Client Bulletin #565
On September 1, 2015, the National Labor Relations Board General Counsel, Richard F. Griffin, Jr., issued Memorandum GC 15-08, "Guidance Memorandum on Electronic Signatures to Support a Showing of Interest." In the memorandum, the General Counsel directs Regional Offices of the Board to begin accepting electronic signatures for the required "showings of interest" in support of election petitions. Unions can be expected to respond in short order by using emailed electronic authorization cards and social media "sign ups" in the initial stages of organizing campaigns.

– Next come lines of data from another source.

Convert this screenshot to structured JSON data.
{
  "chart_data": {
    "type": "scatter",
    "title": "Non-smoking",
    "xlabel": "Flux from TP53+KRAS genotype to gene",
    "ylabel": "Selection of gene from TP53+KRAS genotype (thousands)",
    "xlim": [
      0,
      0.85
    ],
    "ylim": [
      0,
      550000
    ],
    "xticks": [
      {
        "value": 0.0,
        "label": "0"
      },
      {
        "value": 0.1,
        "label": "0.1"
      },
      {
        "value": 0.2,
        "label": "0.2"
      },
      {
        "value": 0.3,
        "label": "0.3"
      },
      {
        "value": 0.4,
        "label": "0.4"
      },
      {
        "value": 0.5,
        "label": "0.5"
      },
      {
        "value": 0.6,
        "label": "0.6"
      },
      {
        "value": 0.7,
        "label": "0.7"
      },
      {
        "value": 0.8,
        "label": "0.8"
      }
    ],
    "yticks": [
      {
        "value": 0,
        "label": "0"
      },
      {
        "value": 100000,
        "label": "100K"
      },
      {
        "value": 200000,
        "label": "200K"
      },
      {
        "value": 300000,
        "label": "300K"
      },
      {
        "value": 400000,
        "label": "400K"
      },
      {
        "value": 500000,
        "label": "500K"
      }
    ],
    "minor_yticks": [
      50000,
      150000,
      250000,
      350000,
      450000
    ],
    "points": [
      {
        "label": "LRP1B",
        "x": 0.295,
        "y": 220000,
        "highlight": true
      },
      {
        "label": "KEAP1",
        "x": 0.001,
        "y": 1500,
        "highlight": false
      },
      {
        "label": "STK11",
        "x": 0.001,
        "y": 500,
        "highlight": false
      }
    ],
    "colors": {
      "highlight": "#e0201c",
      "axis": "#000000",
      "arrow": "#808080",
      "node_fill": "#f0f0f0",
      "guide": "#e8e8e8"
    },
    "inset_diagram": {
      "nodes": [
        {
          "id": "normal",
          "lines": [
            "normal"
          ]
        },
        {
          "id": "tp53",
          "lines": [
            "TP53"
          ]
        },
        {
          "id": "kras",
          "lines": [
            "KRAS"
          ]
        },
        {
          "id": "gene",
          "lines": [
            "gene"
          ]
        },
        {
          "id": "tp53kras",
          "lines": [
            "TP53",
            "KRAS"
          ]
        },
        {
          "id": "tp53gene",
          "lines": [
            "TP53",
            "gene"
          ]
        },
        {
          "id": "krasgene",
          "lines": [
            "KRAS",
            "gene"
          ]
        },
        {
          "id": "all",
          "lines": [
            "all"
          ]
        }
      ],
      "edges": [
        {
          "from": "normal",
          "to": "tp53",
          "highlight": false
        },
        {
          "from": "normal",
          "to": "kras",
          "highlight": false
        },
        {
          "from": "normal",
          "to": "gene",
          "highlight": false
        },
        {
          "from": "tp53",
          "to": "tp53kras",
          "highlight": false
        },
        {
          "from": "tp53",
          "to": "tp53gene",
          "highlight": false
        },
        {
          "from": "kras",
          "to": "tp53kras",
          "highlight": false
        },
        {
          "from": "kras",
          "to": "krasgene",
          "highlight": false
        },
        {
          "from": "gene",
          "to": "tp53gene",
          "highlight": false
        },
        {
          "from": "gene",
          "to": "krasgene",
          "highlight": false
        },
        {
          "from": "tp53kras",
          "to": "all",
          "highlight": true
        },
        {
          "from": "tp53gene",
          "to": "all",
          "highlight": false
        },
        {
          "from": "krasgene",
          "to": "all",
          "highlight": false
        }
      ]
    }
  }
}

According to the General Counsel, the Board charged him with determining "whether, when, and how" electronic signatures would be practicable for employees to indicate their showing of interest for or against representation to support election petitions to the Board and "to issue guidance on the matter." The Board requires at least a 30 percent showing of interest for a representation or decertification petition and concluded in its December 15, 2014 rulemaking that its current election regulations permit the use of electronic signatures. As a general rule, the Board presumes that signatures in support of a showing of interest are authentic and valid unless there is objective evidence otherwise. The Board views the showing of interest as purely an administrative matter within the sole discretion of the Board and largely outside of legal challenge by interested parties.

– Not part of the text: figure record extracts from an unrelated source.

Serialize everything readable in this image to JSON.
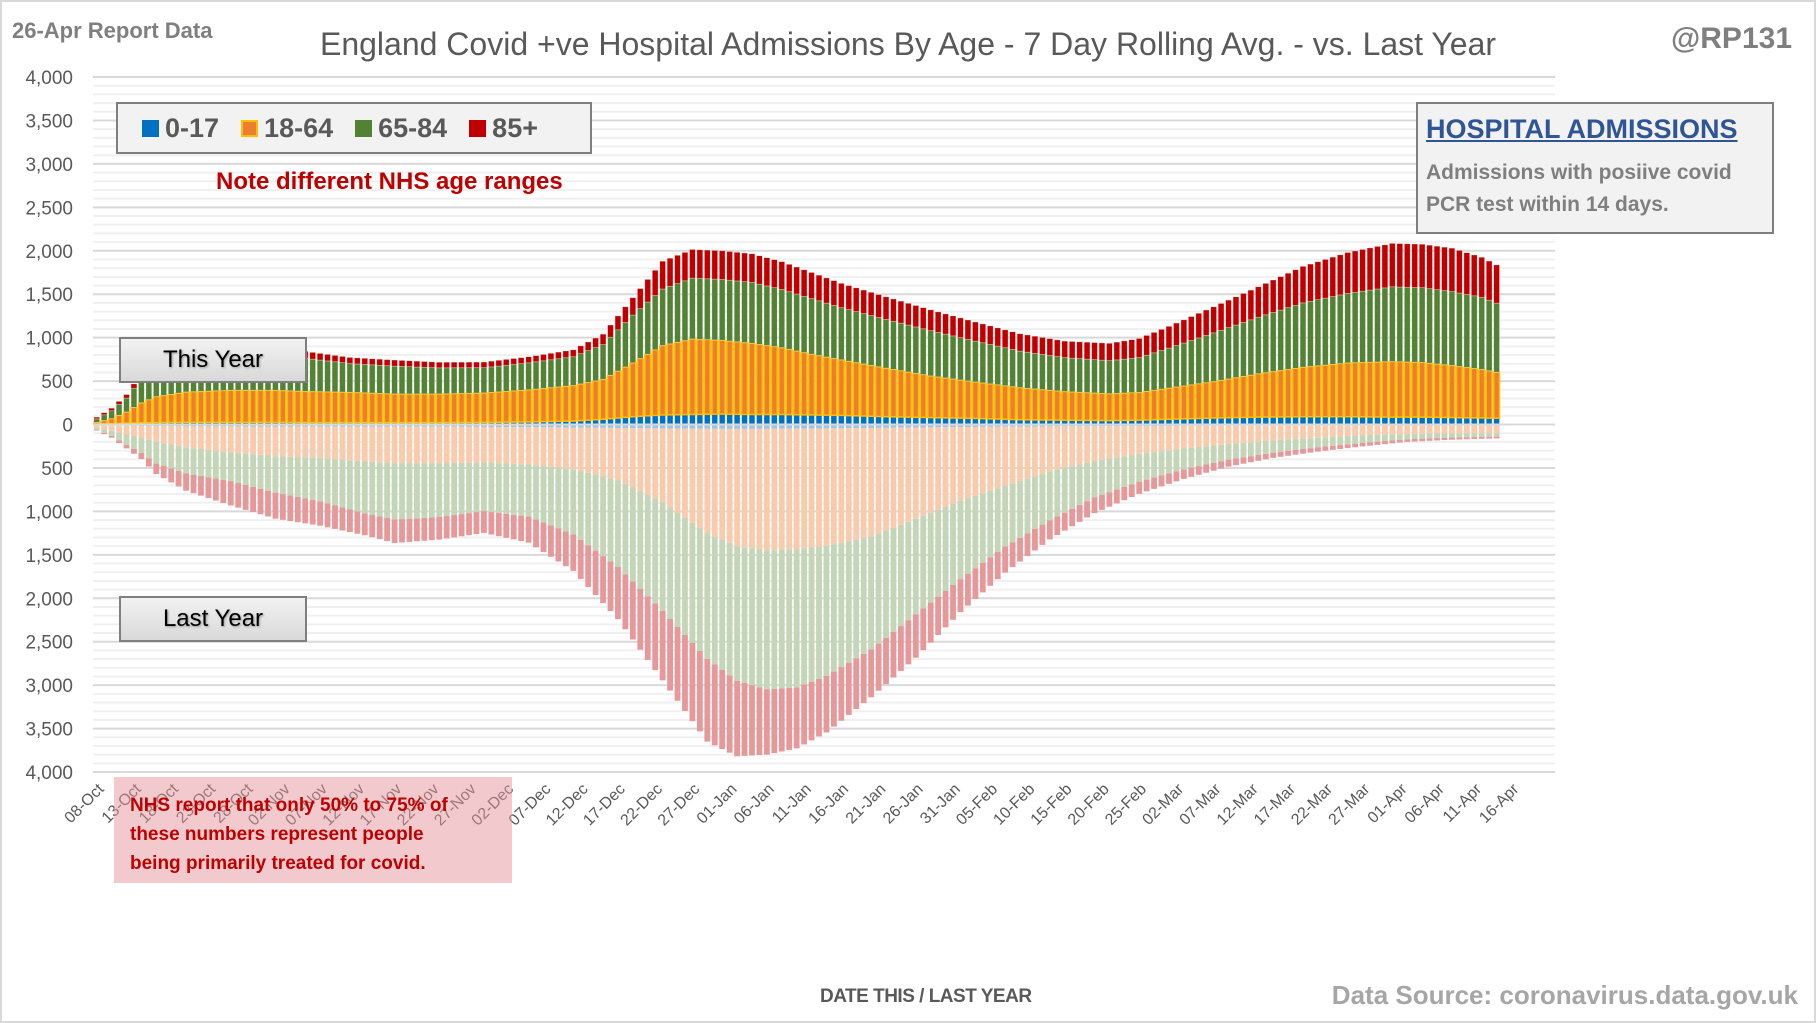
{
  "header": {
    "report_label": "26-Apr Report Data",
    "title": "England Covid +ve Hospital Admissions By Age - 7 Day Rolling Avg. - vs. Last Year",
    "handle": "@RP131"
  },
  "legend": [
    {
      "label": "0-17",
      "color": "#0070c0"
    },
    {
      "label": "18-64",
      "color": "#ed7d31",
      "border": "#ffc000"
    },
    {
      "label": "65-84",
      "color": "#548235"
    },
    {
      "label": "85+",
      "color": "#c00000"
    }
  ],
  "annotations": {
    "age_note": "Note different NHS  age ranges",
    "info_title": "HOSPITAL ADMISSIONS",
    "info_line1": "Admissions with posiive covid",
    "info_line2": "PCR test within 14 days.",
    "this_year": "This Year",
    "last_year": "Last Year",
    "warning_line1": "NHS report that only 50% to 75% of",
    "warning_line2": "these numbers represent people",
    "warning_line3": "being primarily treated for covid.",
    "source": "Data Source: coronavirus.data.gov.uk"
  },
  "chart_data": {
    "type": "bar",
    "subtype": "stacked, mirrored (this year above axis, last year below axis)",
    "title": "England Covid +ve Hospital Admissions By Age - 7 Day Rolling Avg. - vs. Last Year",
    "xlabel": "DATE THIS / LAST YEAR",
    "ylabel": "",
    "ylim": [
      -4000,
      4000
    ],
    "yticks": [
      4000,
      3500,
      3000,
      2500,
      2000,
      1500,
      1000,
      500,
      0,
      -500,
      -1000,
      -1500,
      -2000,
      -2500,
      -3000,
      -3500,
      -4000
    ],
    "ytick_labels": [
      "4,000",
      "3,500",
      "3,000",
      "2,500",
      "2,000",
      "1,500",
      "1,000",
      "500",
      "0",
      "500",
      "1,000",
      "1,500",
      "2,000",
      "2,500",
      "3,000",
      "3,500",
      "4,000"
    ],
    "x_tick_labels": [
      "08-Oct",
      "13-Oct",
      "18-Oct",
      "23-Oct",
      "28-Oct",
      "02-Nov",
      "07-Nov",
      "12-Nov",
      "17-Nov",
      "22-Nov",
      "27-Nov",
      "02-Dec",
      "07-Dec",
      "12-Dec",
      "17-Dec",
      "22-Dec",
      "27-Dec",
      "01-Jan",
      "06-Jan",
      "11-Jan",
      "16-Jan",
      "21-Jan",
      "26-Jan",
      "31-Jan",
      "05-Feb",
      "10-Feb",
      "15-Feb",
      "20-Feb",
      "25-Feb",
      "02-Mar",
      "07-Mar",
      "12-Mar",
      "17-Mar",
      "22-Mar",
      "27-Mar",
      "01-Apr",
      "06-Apr",
      "11-Apr",
      "16-Apr"
    ],
    "x_tick_every_days": 5,
    "num_days": 195,
    "grid": true,
    "legend_position": "top-left",
    "note": "Values are 7-day rolling averages read at key days (day 0 = 08-Oct); intermediate days interpolated.",
    "this_year": {
      "days": [
        0,
        2,
        4,
        6,
        8,
        12,
        18,
        24,
        28,
        34,
        40,
        46,
        52,
        58,
        64,
        68,
        72,
        76,
        80,
        84,
        88,
        92,
        96,
        100,
        106,
        112,
        118,
        124,
        130,
        136,
        140,
        144,
        150,
        156,
        162,
        168,
        174,
        178,
        182,
        186,
        190,
        194
      ],
      "series": [
        {
          "name": "0-17",
          "values": [
            5,
            8,
            15,
            20,
            22,
            25,
            25,
            25,
            22,
            22,
            22,
            22,
            24,
            30,
            40,
            60,
            90,
            110,
            115,
            120,
            115,
            115,
            110,
            105,
            90,
            80,
            70,
            55,
            50,
            45,
            50,
            60,
            75,
            85,
            90,
            90,
            85,
            85,
            80,
            75,
            70,
            70
          ]
        },
        {
          "name": "18-64",
          "values": [
            20,
            60,
            130,
            230,
            300,
            350,
            370,
            370,
            360,
            350,
            330,
            330,
            340,
            370,
            410,
            460,
            620,
            800,
            870,
            850,
            820,
            770,
            700,
            640,
            560,
            480,
            420,
            370,
            330,
            310,
            320,
            360,
            420,
            500,
            570,
            620,
            640,
            630,
            600,
            560,
            500,
            460
          ]
        },
        {
          "name": "65-84",
          "values": [
            40,
            90,
            160,
            280,
            350,
            360,
            380,
            390,
            380,
            330,
            320,
            300,
            290,
            310,
            330,
            400,
            550,
            650,
            700,
            700,
            700,
            670,
            640,
            600,
            560,
            520,
            470,
            420,
            390,
            380,
            400,
            460,
            560,
            650,
            740,
            800,
            860,
            860,
            850,
            830,
            760,
            700
          ]
        },
        {
          "name": "85+",
          "values": [
            20,
            30,
            40,
            60,
            80,
            90,
            90,
            90,
            80,
            70,
            70,
            65,
            65,
            70,
            80,
            120,
            200,
            320,
            330,
            330,
            330,
            320,
            300,
            280,
            260,
            240,
            220,
            200,
            190,
            200,
            220,
            250,
            300,
            350,
            420,
            470,
            500,
            500,
            500,
            460,
            420,
            410
          ]
        }
      ]
    },
    "last_year": {
      "days": [
        0,
        2,
        4,
        6,
        8,
        12,
        18,
        24,
        30,
        36,
        40,
        46,
        52,
        58,
        64,
        70,
        76,
        82,
        86,
        90,
        94,
        98,
        104,
        110,
        116,
        122,
        128,
        134,
        140,
        146,
        152,
        158,
        164,
        170,
        176,
        182,
        188,
        194
      ],
      "series": [
        {
          "name": "0-17",
          "values": [
            10,
            12,
            15,
            18,
            20,
            22,
            22,
            24,
            25,
            25,
            24,
            25,
            28,
            30,
            35,
            40,
            45,
            50,
            50,
            50,
            48,
            45,
            40,
            35,
            30,
            25,
            22,
            20,
            18,
            16,
            15,
            14,
            12,
            12,
            10,
            10,
            10,
            10
          ]
        },
        {
          "name": "18-64",
          "values": [
            30,
            60,
            100,
            130,
            180,
            240,
            300,
            340,
            360,
            400,
            420,
            420,
            410,
            430,
            480,
            600,
            850,
            1200,
            1350,
            1400,
            1390,
            1350,
            1250,
            1050,
            850,
            680,
            520,
            400,
            320,
            260,
            210,
            170,
            140,
            110,
            100,
            90,
            90,
            80
          ]
        },
        {
          "name": "65-84",
          "values": [
            20,
            60,
            120,
            180,
            250,
            300,
            330,
            420,
            500,
            600,
            650,
            620,
            560,
            600,
            750,
            1000,
            1250,
            1450,
            1550,
            1600,
            1590,
            1500,
            1300,
            1100,
            900,
            700,
            560,
            420,
            320,
            240,
            180,
            140,
            110,
            90,
            60,
            50,
            40,
            40
          ]
        },
        {
          "name": "85+",
          "values": [
            10,
            20,
            40,
            70,
            120,
            200,
            280,
            300,
            280,
            250,
            270,
            260,
            250,
            300,
            420,
            600,
            800,
            950,
            870,
            750,
            700,
            650,
            550,
            500,
            380,
            300,
            220,
            180,
            140,
            110,
            80,
            60,
            50,
            40,
            30,
            25,
            20,
            20
          ]
        }
      ]
    }
  }
}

General Counsel Griffin has now answered the Board's charge to him with guidance that the Board will accept electronic signatures effective immediately, provided certain requirements are satisfied when electronic signatures are submitted. To be accepted by the Board, the electronic signatures must be accompanied by the signer's name, email address or other known contact information (e.g., social media account address), telephone number, authorization language agreed upon by the signer, the date of signature, and name of the employer. In addition, the submitted information cannot contain the signer's birth date or social security number. A union submitting electronic signatures must submit a declaration identifying the technology used and how its controls ensure the identity of the signing person and what the person signing agreed to.

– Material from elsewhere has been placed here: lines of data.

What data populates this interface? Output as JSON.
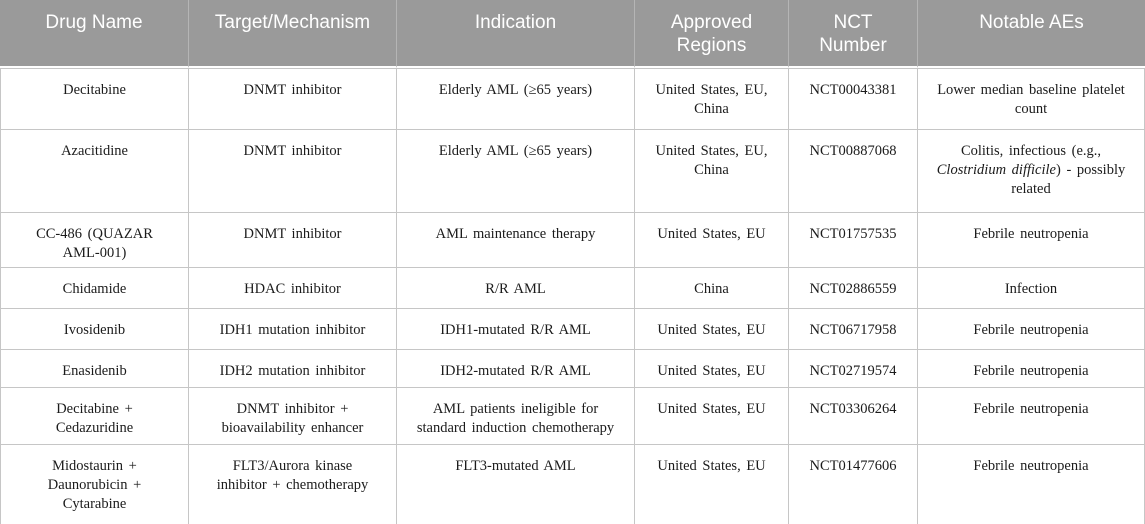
{
  "colors": {
    "header_bg": "#9a9a9a",
    "header_text": "#ffffff",
    "header_divider": "#b5b5b5",
    "grid_border": "#c6c6c6",
    "bottom_border": "#a9a9a9",
    "body_text": "#1b1b1b",
    "page_bg": "#ffffff"
  },
  "table": {
    "columns": [
      {
        "key": "drug-name",
        "label": "Drug Name"
      },
      {
        "key": "target-mechanism",
        "label": "Target/Mechanism"
      },
      {
        "key": "indication",
        "label": "Indication"
      },
      {
        "key": "approved-regions",
        "label": "Approved\nRegions"
      },
      {
        "key": "nct-number",
        "label": "NCT\nNumber"
      },
      {
        "key": "notable-aes",
        "label": "Notable AEs"
      }
    ],
    "rows": [
      {
        "cells": [
          "Decitabine",
          "DNMT inhibitor",
          "Elderly AML (≥65 years)",
          "United States, EU,\nChina",
          "NCT00043381",
          "Lower median baseline platelet\ncount"
        ]
      },
      {
        "cells": [
          "Azacitidine",
          "DNMT inhibitor",
          "Elderly AML (≥65 years)",
          "United States, EU,\nChina",
          "NCT00887068",
          [
            {
              "text": "Colitis, infectious (e.g.,\n"
            },
            {
              "text": "Clostridium difficile",
              "italic": true
            },
            {
              "text": ") - possibly\nrelated"
            }
          ]
        ]
      },
      {
        "cells": [
          "CC-486 (QUAZAR\nAML-001)",
          "DNMT inhibitor",
          "AML maintenance therapy",
          "United States, EU",
          "NCT01757535",
          "Febrile neutropenia"
        ]
      },
      {
        "cells": [
          "Chidamide",
          "HDAC inhibitor",
          "R/R AML",
          "China",
          "NCT02886559",
          "Infection"
        ]
      },
      {
        "cells": [
          "Ivosidenib",
          "IDH1 mutation inhibitor",
          "IDH1-mutated R/R AML",
          "United States, EU",
          "NCT06717958",
          "Febrile neutropenia"
        ]
      },
      {
        "cells": [
          "Enasidenib",
          "IDH2 mutation inhibitor",
          "IDH2-mutated R/R AML",
          "United States, EU",
          "NCT02719574",
          "Febrile neutropenia"
        ]
      },
      {
        "cells": [
          "Decitabine +\nCedazuridine",
          "DNMT inhibitor +\nbioavailability enhancer",
          "AML patients ineligible for\nstandard induction chemotherapy",
          "United States, EU",
          "NCT03306264",
          "Febrile neutropenia"
        ]
      },
      {
        "cells": [
          "Midostaurin +\nDaunorubicin +\nCytarabine",
          "FLT3/Aurora kinase\ninhibitor + chemotherapy",
          "FLT3-mutated AML",
          "United States, EU",
          "NCT01477606",
          "Febrile neutropenia"
        ]
      }
    ]
  }
}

How application of this guidance works out in "real world" practice remains to be seen. For example, what happens if the employer is listed incorrectly or an email address is wrong? But, bottom line, what is not actually a "signature" is going to be treated by the Board Regional Offices as a signature. A mere check in a box or an email from an unknown source will likely suffice for a signature. Does the guidance provide any "real world" checks on signature or identity fraud by anyone determined to falsify a signature? Probably not. But that is the case with handwritten signatures too. E-signatures simply make the showing of interest process (whether bona fide or fraudulent) easier and faster, much like the NLRB's "quickie" election rues that went into effect on April 14, 2015. Add a few apps to automate the process and the union's organizing effort is fast, cheap, potentially more secretive, and not readily subject to any challenges, even valid ones intended simply to ensure some minimum level of integrity in the showing of interest process. So the guidance presents a potential game changer. Employers can try to get out in front of the e-signature process with positive employee relations, but that will not be as easy as simply flipping a switch.